Estherwood and the pirate
by Jim Bradshaw
Jan 13, 2013 | 5363 views | 0 0 comments | 42 42 recommendations | email to a friend | print
Estherwood had two names before it became Estherwood: Tortue, after the Attakapas chief Celestine La Tortue, and Coulee Trief, for Jean-Baptiste Trief, a mysterious man believed to have been one of Jean Lafitte's pirates

Trief built a cabin on the meandering coulee six miles west of Crowley about 1816. He was described as tall, dark, and "sinister-looking," and wore large earrings like pirates once did.

He lived as a recluse, but when he did mingle with neighbors, he told rambling stories about seafaring days with a band of notorious buccaneers. Nobody knew whether the tales were real or made up.

When Trief died, probably about 1842, his name was given to the little stream next to his cabin Jacob Kollitz and A.D. LeBlanc built stores near the Trief cabin in the early 1890s, and the little settlement that began to grow around them was also called Coulee Trief.

The area kept that name until the railroad came through in the early 1880s and folks, including railroad officials, decided the station ought to be named for someone other than a pirate.

The railroad section foreman thought, for example, his name would work just fine, and a Dr. Wood who had established a practice in the area and may have had some political ambitions, thought his name should be used.

Eventually the two compromised and the town's new name combined the first name of the section foreman's wife, Esther, and the last name of the doctor, to become Estherwood.

That was about the same time the Acadia Social Club was "organized primarily to give the young men of Estherwood a place of amusement without compelling them to resort to the bar-room and gave the farmers and businessmen a clubroom where they could exchange ideas and for social recreation."

The club maintained a reading room, which may have been the first library in Acadia Parish.

The settlement began to grow just after the turn of the century when the Miller-Morris Canal, one of the first large rice irrigation systems, helped establish the rice industry in the area, followed shortly by the opening of the Eureka rice mill at Estherwood.

By the spring of 1900, there were more than 30 residences in the town, new streets were being graded, and sidewalks were being put down. The town got a further boost, when Abrom Kaplan, the pioneer developer in Acadia and Vermilion parishes, and some other businessmen organized the Estherwood Development Co. and began to promote the place. In addition to town lots, the company owned 1,000 acres of rice and timber acreage in the area.

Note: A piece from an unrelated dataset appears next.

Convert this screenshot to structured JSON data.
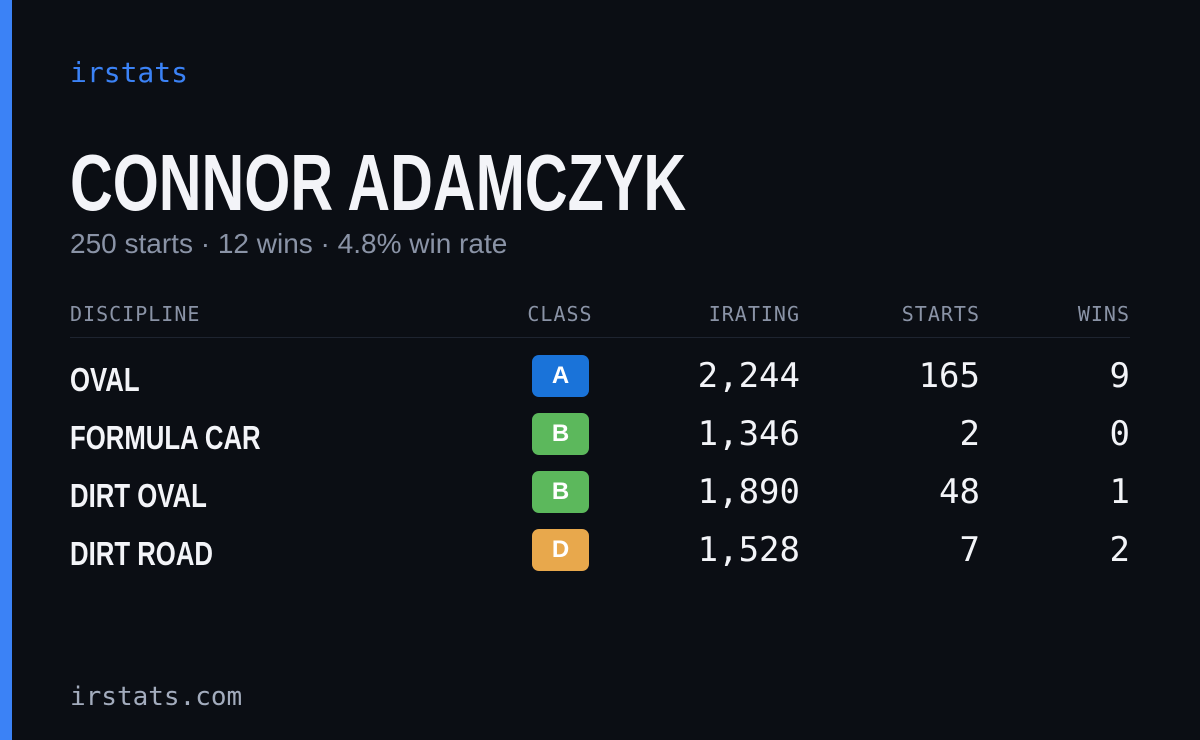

Estherwood's first church, the Methodist Northern, was built in 1900 and a regular pastor was assigned there in December 1901. Catholic services were first held in the village in 1904 in the home of Agricole LeBlanc. A chapel was finished in 1910 and ministered as a mission of St. John the Evangelist Church in Mermentau. A school was built in 1900, probably the first in the town.

Estherwood was incorporated as a village on March 12, 1901, and Henry Feitel was elected its first mayor.